All the other datasets are pulling into quicksight fine, the issue is only happening with my largest data set ~10GBs compressed, about 30-40gbs uncompressed. I have auto-purchase Spice capacity on, and I can see that I’ve already purchased about 40 additional Gbs of SPICE storage.
I tried to remove the dataset completely and start from scratch by generating it out of Databrew uncompressed, but that also lead to the exact same outcome. The data refresh jobs keep hanging, it seems like they’re hanging at towards the end job (and at different rows). Nothing useful in Cloudwatch or logging at all. And the more I try to edit the data the more refresh jobs that initiate and just hang until they fail the next day.

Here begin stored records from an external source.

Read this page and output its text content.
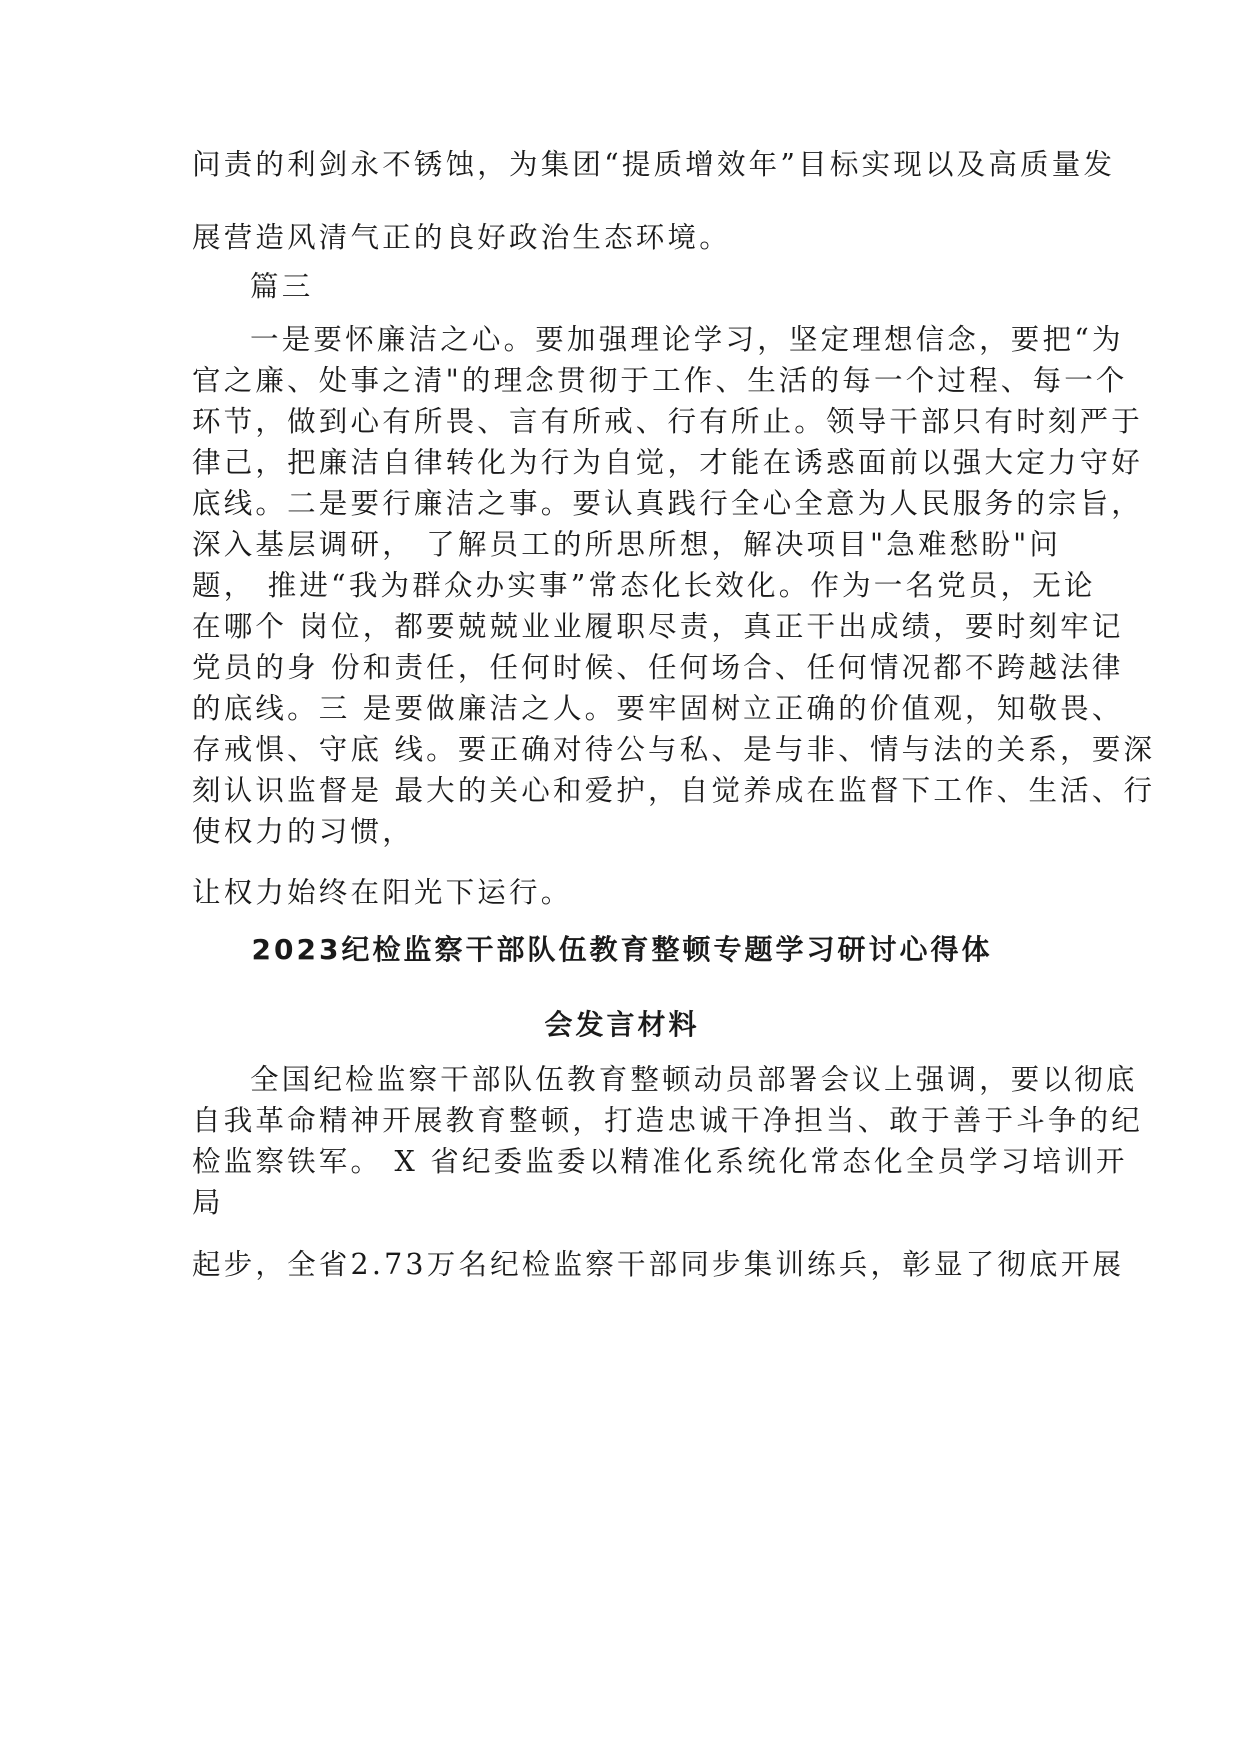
问责的利剑永不锈蚀，为集团“提质增效年”目标实现以及高质量发

展营造风清气正的良好政治生态环境。

篇三

一是要怀廉洁之心。要加强理论学习，坚定理想信念，要把“为

官之廉、处事之清"的理念贯彻于工作、生活的每一个过程、每一个

环节，做到心有所畏、言有所戒、行有所止。领导干部只有时刻严于

律己，把廉洁自律转化为行为自觉，才能在诱惑面前以强大定力守好

底线。二是要行廉洁之事。要认真践行全心全意为人民服务的宗旨，

深入基层调研， 了解员工的所思所想，解决项目"急难愁盼"问

题， 推进“我为群众办实事”常态化长效化。作为一名党员，无论

在哪个 岗位，都要兢兢业业履职尽责，真正干出成绩，要时刻牢记

党员的身 份和责任，任何时候、任何场合、任何情况都不跨越法律

的底线。三 是要做廉洁之人。要牢固树立正确的价值观，知敬畏、

存戒惧、守底 线。要正确对待公与私、是与非、情与法的关系，要深

刻认识监督是 最大的关心和爱护，自觉养成在监督下工作、生活、行

使权力的习惯，

让权力始终在阳光下运行。

2023纪检监察干部队伍教育整顿专题学习研讨心得体
会发言材料

全国纪检监察干部队伍教育整顿动员部署会议上强调，要以彻底

自我革命精神开展教育整顿，打造忠诚干净担当、敢于善于斗争的纪

检监察铁军。 X 省纪委监委以精准化系统化常态化全员学习培训开

局

起步，全省2.73万名纪检监察干部同步集训练兵，彰显了彻底开展
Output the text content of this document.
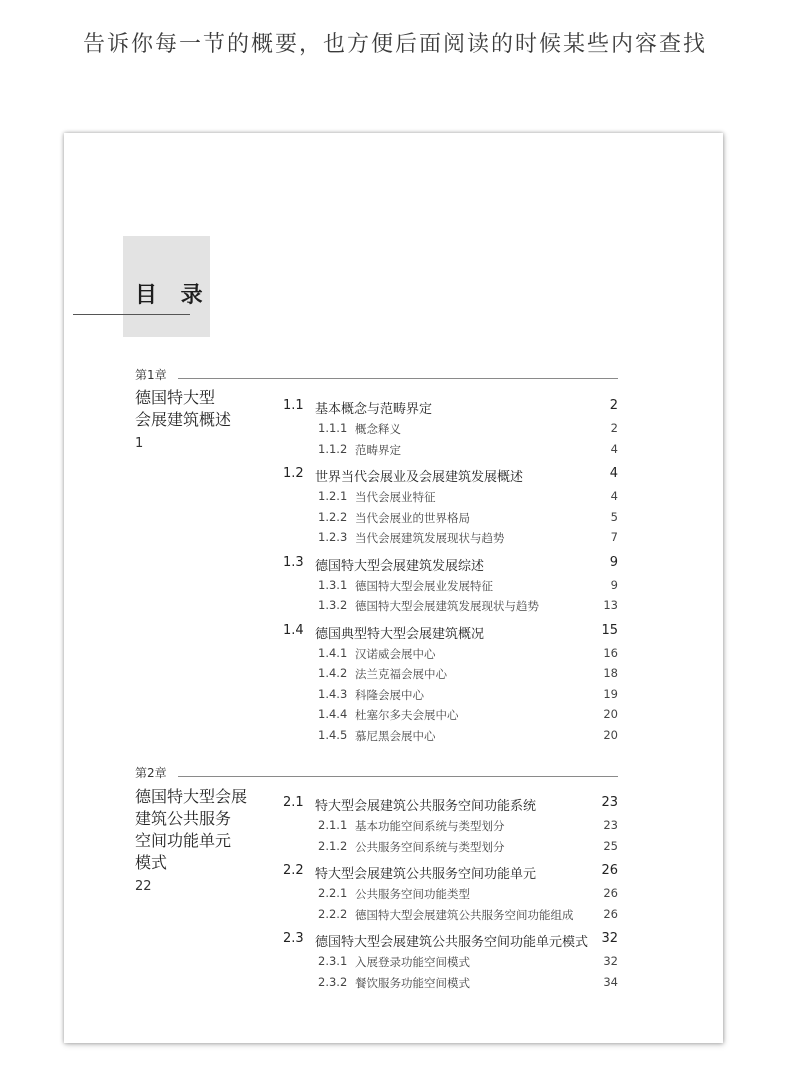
告诉你每一节的概要，也方便后面阅读的时候某些内容查找
目 录
第1章
德国特大型
会展建筑概述
1
1.1 基本概念与范畴界定	2
1.1.1 概念释义	2
1.1.2 范畴界定	4
1.2 世界当代会展业及会展建筑发展概述	4
1.2.1 当代会展业特征	4
1.2.2 当代会展业的世界格局	5
1.2.3 当代会展建筑发展现状与趋势	7
1.3 德国特大型会展建筑发展综述	9
1.3.1 德国特大型会展业发展特征	9
1.3.2 德国特大型会展建筑发展现状与趋势	13
1.4 德国典型特大型会展建筑概况	15
1.4.1 汉诺威会展中心	16
1.4.2 法兰克福会展中心	18
1.4.3 科隆会展中心	19
1.4.4 杜塞尔多夫会展中心	20
1.4.5 慕尼黑会展中心	20
第2章
德国特大型会展
建筑公共服务
空间功能单元
模式
22
2.1 特大型会展建筑公共服务空间功能系统	23
2.1.1 基本功能空间系统与类型划分	23
2.1.2 公共服务空间系统与类型划分	25
2.2 特大型会展建筑公共服务空间功能单元	26
2.2.1 公共服务空间功能类型	26
2.2.2 德国特大型会展建筑公共服务空间功能组成	26
2.3 德国特大型会展建筑公共服务空间功能单元模式	32
2.3.1 入展登录功能空间模式	32
2.3.2 餐饮服务功能空间模式	34
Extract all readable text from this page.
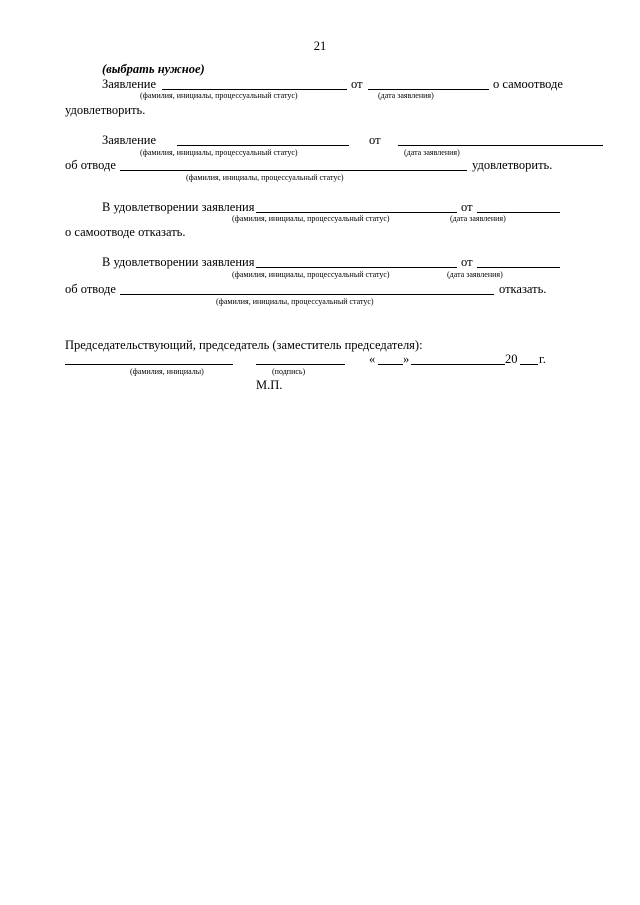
21
(выбрать нужное)
Заявление	от	о самоотводе
(фамилия, инициалы, процессуальный статус)	(дата заявления)
удовлетворить.
Заявление	от
(фамилия, инициалы, процессуальный статус)	(дата заявления)
об отводе	удовлетворить.
(фамилия, инициалы, процессуальный статус)
В удовлетворении заявления	от
(фамилия, инициалы, процессуальный статус)	(дата заявления)
о самоотводе отказать.
В удовлетворении заявления	от
(фамилия, инициалы, процессуальный статус)	(дата заявления)
об отводе	отказать.
(фамилия, инициалы, процессуальный статус)
Председательствующий, председатель (заместитель председателя):
« »	20 г.
(фамилия, инициалы)	(подпись)
М.П.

Hi @quickersight - Welcome to AWS Quick Sight community and thanks for posting the question. To understand what is happening in background, it is better to raise a ticket to AWS Customer support and provide the details. I am suspecting the data volume is very high and that may taking time. Is it possible to create an athena table and use athena as a data source for the reporting rather reading the files from S3 directly.
@quickersight - Is there data points (i.e. records with attributes) which is not getting reconciled or validated with the datatype specified in the SPICE dataset?
That’s what I’m trying to figure out but there isn’t any logging anywhere to tell me what’s hanging up. I tried switching almost all of the fields to string to make sure it’s not a datatype issue with the columns, (sometimes the column I edit in Databrew will still show up as a different datatype in Quicksight, but I made sure to correct all of those). I can preview the data fine, I can look at the first and last 5000 rows of the data fine, and the job is hanging towards the very end after processing millions of rows.
I should also note that I ran a data profiling job on the data in databrew and that also hung up. I tried to point both to the edited/cleaned up data, and also the data source, but same issue…
When I point directly to the datasource, it allows me to query the data, but it erroring out when importing into Spice.
Oh I should also add that for the data profiling job in databrew, I upped the number of nodes to 20 thinking it might be a compute issue, but also ended up getting stuck
Are you able to test with a smaller sample of your data? That will tell you if the issue is related to the amount of data or if there’s a different issue.